By Toby Macklin
Transforming Anxiety and Stress is scheduled in 2015 for May 28–31 and October 1–4.
One of the first things I remember about coming to The Haven was grappling with the idea that (to put it loosely) anxiety is a good thing. This was problematic for me, as I didn’t like feeling anxious and was taking significant steps to avoid having to do so.
For a start, I drank to reduce my anxiety. And, because I felt anxious about relationships with other people, I spent a good deal of time by myself, kept my thoughts to myself, and made sure not to get too close to the people I was close with. The result, however, was that I was drunk, lonely, and hard to live with.
According to David Raithby and Sandey McCartney, whose program Transforming Anxiety and Stress is running twice in 2015, my problem was not that I was anxious, but that I was not responding very effectively to my anxiety. And apparently I was not alone (though I certainly felt alone). Most people’s reaction to the feeling of anxiety, say David and Sandey, is to try in one way or another to avoid it, ignore it, reduce it or, ideally, make it go away.
David and Sandey, in contrast, think we would all do better to embrace our anxiety and transform its energy into something productive, creative, and life-enhancing.
To make sense of this idea, David and Sandey offer the following definitions of anxiety and stress.
Anxiety is an important, natural response to threats, difficulties and challenges in life. Anxiety and fear are meant to help us act positively in the face of trouble.
Stress, on the other hand, is what we get when we respond ineffectively or inappropriately to these difficulties and threats. And trying to shut down anxiety is an inappropriate response, which works against the natural systems of the body.
Symptoms of stress are very often physical. At best these symptoms are distressing, at worse they are debilitating. They include elevated heart rate, high blood pressure, insomnia, digestive problems, depression, headaches, panic attacks, and more. Indeed, statistics suggest that one in two visits to a doctor concern symptoms that can be directly related to stress.

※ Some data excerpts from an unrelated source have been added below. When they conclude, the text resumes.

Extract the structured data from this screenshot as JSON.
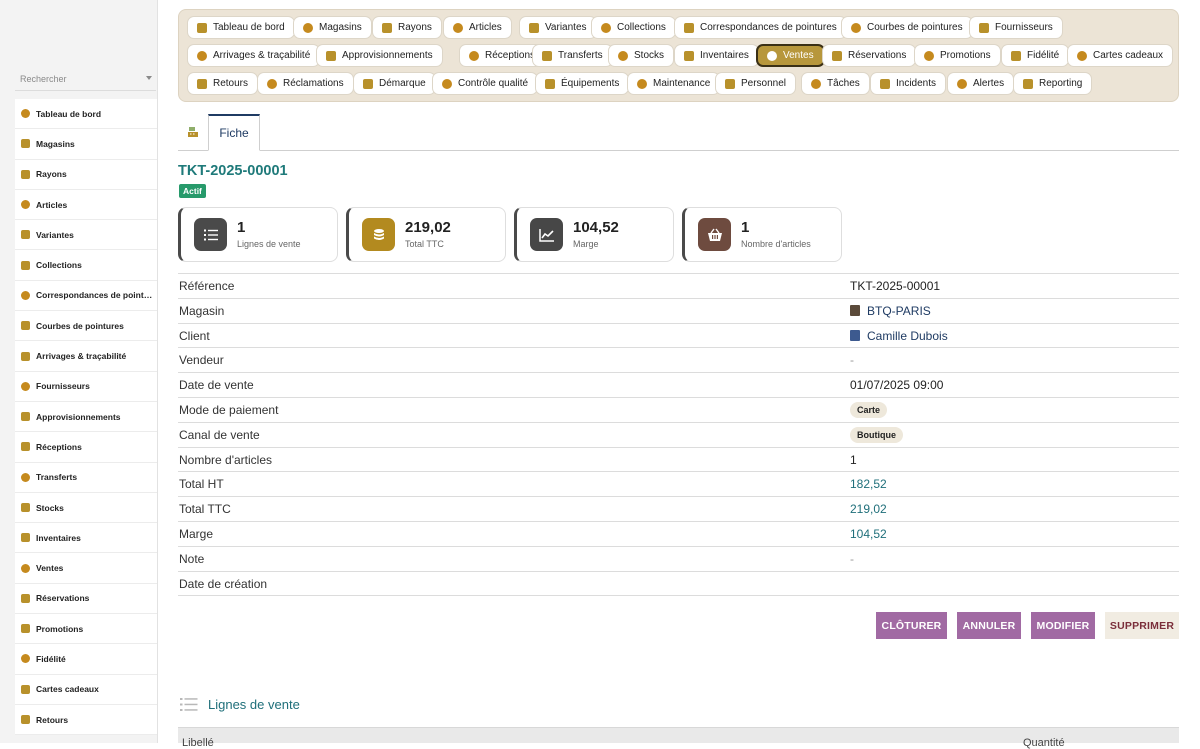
{
  "sidebar": {
    "search_placeholder": "Rechercher",
    "items": [
      {
        "label": "Tableau de bord",
        "icon": "dashboard-icon"
      },
      {
        "label": "Magasins",
        "icon": "store-icon"
      },
      {
        "label": "Rayons",
        "icon": "grid-icon"
      },
      {
        "label": "Articles",
        "icon": "tags-icon"
      },
      {
        "label": "Variantes",
        "icon": "palette-icon"
      },
      {
        "label": "Collections",
        "icon": "layers-icon"
      },
      {
        "label": "Correspondances de pointures",
        "icon": "ruler-icon"
      },
      {
        "label": "Courbes de pointures",
        "icon": "chart-icon"
      },
      {
        "label": "Arrivages & traçabilité",
        "icon": "barcode-icon"
      },
      {
        "label": "Fournisseurs",
        "icon": "factory-icon"
      },
      {
        "label": "Approvisionnements",
        "icon": "cart-flatbed-icon"
      },
      {
        "label": "Réceptions",
        "icon": "truck-loading-icon"
      },
      {
        "label": "Transferts",
        "icon": "arrows-exchange-icon"
      },
      {
        "label": "Stocks",
        "icon": "warehouse-icon"
      },
      {
        "label": "Inventaires",
        "icon": "clipboard-check-icon"
      },
      {
        "label": "Ventes",
        "icon": "cash-register-icon"
      },
      {
        "label": "Réservations",
        "icon": "calendar-check-icon"
      },
      {
        "label": "Promotions",
        "icon": "percent-tag-icon"
      },
      {
        "label": "Fidélité",
        "icon": "medal-icon"
      },
      {
        "label": "Cartes cadeaux",
        "icon": "gift-icon"
      },
      {
        "label": "Retours",
        "icon": "undo-icon"
      }
    ]
  },
  "topnav": {
    "rows": [
      [
        {
          "label": "Tableau de bord",
          "icon": "dashboard-icon"
        },
        {
          "label": "Magasins",
          "icon": "store-icon"
        },
        {
          "label": "Rayons",
          "icon": "grid-icon"
        },
        {
          "label": "Articles",
          "icon": "tags-icon"
        },
        {
          "label": "Variantes",
          "icon": "palette-icon"
        },
        {
          "label": "Collections",
          "icon": "layers-icon"
        },
        {
          "label": "Correspondances de pointures",
          "icon": "ruler-icon"
        },
        {
          "label": "Courbes de pointures",
          "icon": "chart-icon"
        },
        {
          "label": "Fournisseurs",
          "icon": "factory-icon"
        }
      ],
      [
        {
          "label": "Arrivages & traçabilité",
          "icon": "barcode-icon"
        },
        {
          "label": "Approvisionnements",
          "icon": "cart-flatbed-icon"
        },
        {
          "label": "Réceptions",
          "icon": "truck-loading-icon"
        },
        {
          "label": "Transferts",
          "icon": "arrows-exchange-icon"
        },
        {
          "label": "Stocks",
          "icon": "warehouse-icon"
        },
        {
          "label": "Inventaires",
          "icon": "clipboard-check-icon"
        },
        {
          "label": "Ventes",
          "icon": "cash-register-icon",
          "active": true
        },
        {
          "label": "Réservations",
          "icon": "calendar-check-icon"
        },
        {
          "label": "Promotions",
          "icon": "percent-tag-icon"
        },
        {
          "label": "Fidélité",
          "icon": "medal-icon"
        },
        {
          "label": "Cartes cadeaux",
          "icon": "gift-icon"
        }
      ],
      [
        {
          "label": "Retours",
          "icon": "undo-icon"
        },
        {
          "label": "Réclamations",
          "icon": "comment-icon"
        },
        {
          "label": "Démarque",
          "icon": "clipboard-icon"
        },
        {
          "label": "Contrôle qualité",
          "icon": "clipboard-list-icon"
        },
        {
          "label": "Équipements",
          "icon": "desktop-icon"
        },
        {
          "label": "Maintenance",
          "icon": "tools-icon"
        },
        {
          "label": "Personnel",
          "icon": "users-icon"
        },
        {
          "label": "Tâches",
          "icon": "list-icon"
        },
        {
          "label": "Incidents",
          "icon": "warning-icon"
        },
        {
          "label": "Alertes",
          "icon": "bell-icon"
        },
        {
          "label": "Reporting",
          "icon": "pie-chart-icon"
        }
      ]
    ]
  },
  "tabs": {
    "fiche_label": "Fiche"
  },
  "record": {
    "title": "TKT-2025-00001",
    "status": "Actif"
  },
  "stats": [
    {
      "value": "1",
      "label": "Lignes de vente",
      "icon": "list-icon",
      "color": "#4a4a4a"
    },
    {
      "value": "219,02",
      "label": "Total TTC",
      "icon": "coins-icon",
      "color": "#b38a1f"
    },
    {
      "value": "104,52",
      "label": "Marge",
      "icon": "trend-up-icon",
      "color": "#474747"
    },
    {
      "value": "1",
      "label": "Nombre d'articles",
      "icon": "basket-icon",
      "color": "#6e4b3f"
    }
  ],
  "details": [
    {
      "label": "Référence",
      "value": "TKT-2025-00001",
      "kind": "text"
    },
    {
      "label": "Magasin",
      "value": "BTQ-PARIS",
      "kind": "link",
      "icon": "store-icon"
    },
    {
      "label": "Client",
      "value": "Camille Dubois",
      "kind": "link",
      "icon": "building-icon"
    },
    {
      "label": "Vendeur",
      "value": "-",
      "kind": "dash"
    },
    {
      "label": "Date de vente",
      "value": "01/07/2025 09:00",
      "kind": "text"
    },
    {
      "label": "Mode de paiement",
      "value": "Carte",
      "kind": "chip"
    },
    {
      "label": "Canal de vente",
      "value": "Boutique",
      "kind": "chip"
    },
    {
      "label": "Nombre d'articles",
      "value": "1",
      "kind": "text"
    },
    {
      "label": "Total HT",
      "value": "182,52",
      "kind": "num"
    },
    {
      "label": "Total TTC",
      "value": "219,02",
      "kind": "num"
    },
    {
      "label": "Marge",
      "value": "104,52",
      "kind": "num"
    },
    {
      "label": "Note",
      "value": "-",
      "kind": "dash"
    },
    {
      "label": "Date de création",
      "value": "",
      "kind": "text"
    }
  ],
  "actions": {
    "cloturer": "CLÔTURER",
    "annuler": "ANNULER",
    "modifier": "MODIFIER",
    "supprimer": "SUPPRIMER"
  },
  "lines": {
    "title": "Lignes de vente",
    "columns": [
      "Libellé",
      "Quantité"
    ]
  },
  "colors": {
    "accent": "#b7973c",
    "title_teal": "#1f7a7a",
    "link_navy": "#1f3b63",
    "status_green": "#279a6b",
    "button_purple": "#a16aa3"
  }
}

Our habits of isolating and trying to decrease or shut off our feelings actually create and exacerbate stress. Rather than avoid anxiety, say David and Sandey, we would do well to face it. One of the reasons that David and Sandey like so much to work with groups is that this is a great setting in which to try something different. People are encouraged to share what’s going on with others, instead of isolating themselves and internalizing their thoughts and feelings, which only deepens anxiety. By working with others, they can become aware of their own patterns of behaviour, thought and feeling, and own and name them. For many people, realizing that other people have similar experiences – that we are not alone – is in itself a transformative experience.
Of course, the very act of letting other people know about ourselves is likely to produce in us feelings of anxiety. And this is perhaps the point: David and Sandey’s program is an opportunity to risk allowing feelings, including anxiety, instead of investing so much energy into avoiding them. In doing so, we can have an experience of feeling anxious and afraid and still be OK. We can even be in contact with others at the same time!
Many of us have a pretty low level of tolerance for feeling anxiety (or anything else for that matter!). So it takes practice! Once we have the experience of feeling it, however, then we have the opportunity to transform the energy of anxiety – in our relationships, our work, and our play. We can have more excitement, passion and colour in our lives – instead of living in fear of life, we can get on and live it!
An important part of David and Sandey’s work is to encourage people to “get into their bodies.” Though anxiety may be generated in the mind, it is above all a body experience. In order to avoid it, then, we must numb the feeling in our body. If we want to use the energy of anxiety, we need to relearn to experience our bodies. Hence, David and Sandey emphasize the importance of deep breathing and other body and energy exercises as ways of ‘grounding energy in our bodies’.
David and Sandey tell the story of how fifteen years ago they found a name for the program they were developing at the time, which has now morphed into Transforming Anxiety and Stress. Sandey recalls David standing in the kitchen talking about feeling worried and fearful, when their three-year-old daughter turned to him and said, “Daddy, you must be scared to life.” So the first version of the program was called Scared to Life – instead of reacting to our anxiety by closing down and constricting, effectively ‘scaring ourselves to death’, we can use it to carry ourselves more fully into life.
David Raithby and Sandey McCartney have been life- and work-partners for 30 years. They have worked in social work, academia, health education, counselling, and as group facilitators. They have been involved with The Haven since its foundation in 1983.